Si è tenuta questa mattina nei nuovi locali della Procura di Catanzaro la conferenza stampa per rendere noti i dettagli dell’operazione condotta dai carabinieri con il coordinamento della Direzione Distrettuale Antimafia che ha portato all’identificazione di due sodalizi criminali attivi nei comuni di San Lucido e Paola.

Al termine dell’attività investigativa, conclusa anche grazie alle dichiarazioni di collaboratori di giustizia, il Giudice per le Indagini Preliminari ha disposto 37 misure cautelari.

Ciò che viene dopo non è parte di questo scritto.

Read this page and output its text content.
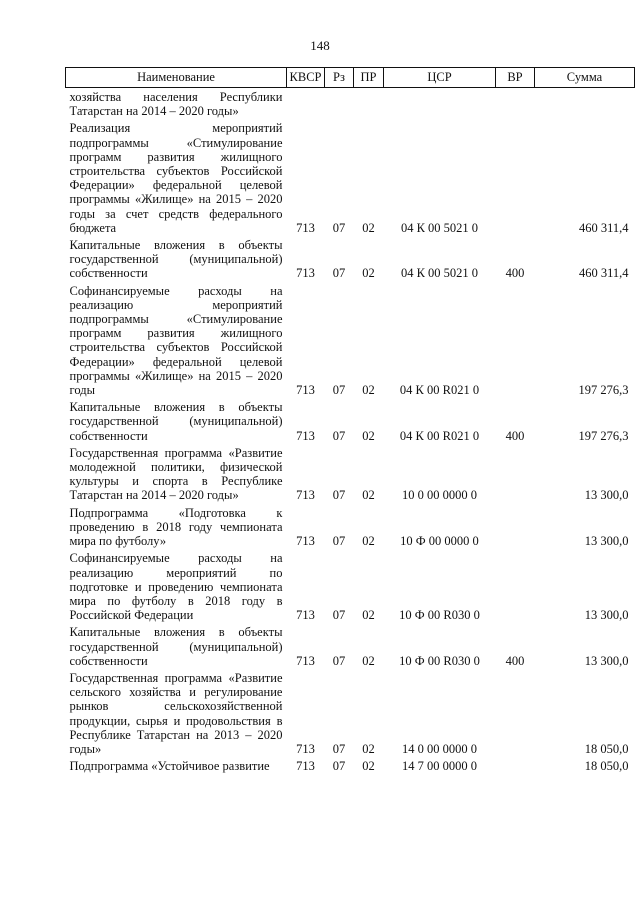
148
Наименование	КВСР	Рз	ПР	ЦСР	ВР	Сумма
хозяйства населения Республики Татарстан на 2014 – 2020 годы»						
Реализация мероприятий подпрограммы «Стимулирование программ развития жилищного строительства субъектов Российской Федерации» федеральной целевой программы «Жилище» на 2015 – 2020 годы за счет средств федерального бюджета	713	07	02	04 К 00 5021 0		460 311,4
Капитальные вложения в объекты государственной (муниципальной) собственности	713	07	02	04 К 00 5021 0	400	460 311,4
Софинансируемые расходы на реализацию мероприятий подпрограммы «Стимулирование программ развития жилищного строительства субъектов Российской Федерации» федеральной целевой программы «Жилище» на 2015 – 2020 годы	713	07	02	04 К 00 R021 0		197 276,3
Капитальные вложения в объекты государственной (муниципальной) собственности	713	07	02	04 К 00 R021 0	400	197 276,3
Государственная программа «Развитие молодежной политики, физической культуры и спорта в Республике Татарстан на 2014 – 2020 годы»	713	07	02	10 0 00 0000 0		13 300,0
Подпрограмма «Подготовка к проведению в 2018 году чемпионата мира по футболу»	713	07	02	10 Ф 00 0000 0		13 300,0
Софинансируемые расходы на реализацию мероприятий по подготовке и проведению чемпионата мира по футболу в 2018 году в Российской Федерации	713	07	02	10 Ф 00 R030 0		13 300,0
Капитальные вложения в объекты государственной (муниципальной) собственности	713	07	02	10 Ф 00 R030 0	400	13 300,0
Государственная программа «Развитие сельского хозяйства и регулирование рынков сельскохозяйственной продукции, сырья и продовольствия в Республике Татарстан на 2013 – 2020 годы»	713	07	02	14 0 00 0000 0		18 050,0
Подпрограмма «Устойчивое развитие	713	07	02	14 7 00 0000 0		18 050,0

18 persone sono finite in carcere; 7 agli arresti domiciliari; per nove persone l’obbligo di dimora nel comune di residenza e l’obbligo di presentazione alla Polizia Giudiziaria; per un soggetto è stato disposto il divieto di dimora mentre per altri due il divieto di esercitare attività di impresa.

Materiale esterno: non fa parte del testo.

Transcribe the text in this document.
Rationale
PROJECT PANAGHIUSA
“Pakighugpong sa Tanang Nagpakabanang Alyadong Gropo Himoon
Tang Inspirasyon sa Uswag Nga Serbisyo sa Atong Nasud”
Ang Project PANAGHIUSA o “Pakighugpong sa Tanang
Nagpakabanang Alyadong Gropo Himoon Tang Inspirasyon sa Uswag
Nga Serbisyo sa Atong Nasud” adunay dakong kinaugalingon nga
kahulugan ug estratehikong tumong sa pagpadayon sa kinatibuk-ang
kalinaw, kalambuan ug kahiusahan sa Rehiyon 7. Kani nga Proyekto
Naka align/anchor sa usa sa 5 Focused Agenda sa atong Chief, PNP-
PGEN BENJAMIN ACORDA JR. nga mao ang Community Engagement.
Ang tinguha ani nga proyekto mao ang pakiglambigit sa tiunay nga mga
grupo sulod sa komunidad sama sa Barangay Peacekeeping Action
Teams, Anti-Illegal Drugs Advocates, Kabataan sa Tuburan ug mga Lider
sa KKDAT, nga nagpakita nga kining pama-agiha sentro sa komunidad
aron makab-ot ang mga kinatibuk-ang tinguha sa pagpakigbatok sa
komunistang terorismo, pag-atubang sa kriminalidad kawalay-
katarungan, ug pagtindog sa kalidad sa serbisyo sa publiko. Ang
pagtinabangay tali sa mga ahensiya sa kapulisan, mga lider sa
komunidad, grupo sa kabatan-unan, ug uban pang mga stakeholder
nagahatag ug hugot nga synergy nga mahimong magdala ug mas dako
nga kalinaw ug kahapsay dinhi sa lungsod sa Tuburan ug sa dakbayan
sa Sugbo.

La ‘ndrina Calabria-Tundis di San Lucido agiva fino ad Amantea, aggredendo l’economia locale attraverso le estorsioni, l’usura, l’esercizio abusivo del credito, le condotte intimidatorie.

Accanto all’attività predatoria – ha spiegato oggi in conferenza stampa il procuratore vicario della dda di Catanzaro Vincenzo Capomollala cosca si era infiltrata nelle attività economiche del territorio. La cosca si era inserita nel mercato della commercializzazione del pesce, del legname, delle automobili – ha spiegato Capomolla. Sono stati registrati intensi contatti tra la ‘ndrina di San Lucido e i vertici della’ ndrangheta Cosentina“.

Contatti che sono passati dal boss Francesco Patitucci al suo braccio destro Roberto Porcaro quando Patitucci era detenuto. La Dda di Catanzaro, insieme ai carabinieri del Comando Provinciale di Cosenza e della compagnia di Paola, ha fatto eseguire misure cautelari non solo verso l’associazione mafiosa dei Calabria-Tundis ma anche verso due associazioni dedite al traffico di stupefacenti operanti a San Lucido e Paola. Il gruppo di San Lucido aveva Cosenza come canale di approvvigionamento, mentre quello di Paola si riforniva attraverso i canali classici nella Piana di Gioia Tauro. Dalle indagini sono emerse le attività estorsive, i tentativi di incendio a esercizi commerciali e non solo. Perché, ha specificato Capomolla, “non hanno risparmiato nessun tipo di attività, da quelle commerciali alle imprese impegnate in lavori pubblici“. L’attività della cosca è stata “molto pressante in un contesto territoriale non collaborativo con le forze dell’ordine“, ha sottolineato il magistrato.

Il comandante della Compagnia di Paola, Marco Pedullà, ha parlato di “omertà totale da parte di testimoni e vittime“. L’ufficiale ha invitato a segnalare ogni criticità perché le stazioni dei carabinieri sono presenti sul territorio.

In tempi non sospetti – ha detto il comandante del reparto operativo Dario Pini – i collaboratori parlavano di rapporti tra le cosche tirreniche e cosentine”. “Nel corso delle perquisizioni eseguite questa mattina – ha detto il comandante provinciale dei carabinieri di Cosenza, Saverio Spoto – sono state rinvenute numerose armi, alcune con matricola abrasa“.

La cosca Calabria-Tundis si legittimava attraverso i rapporti con la ‘ndrangheta cosentina e non è escluso che l’attività di usura avvenisse con capitali che potevano provenire da Cosenza.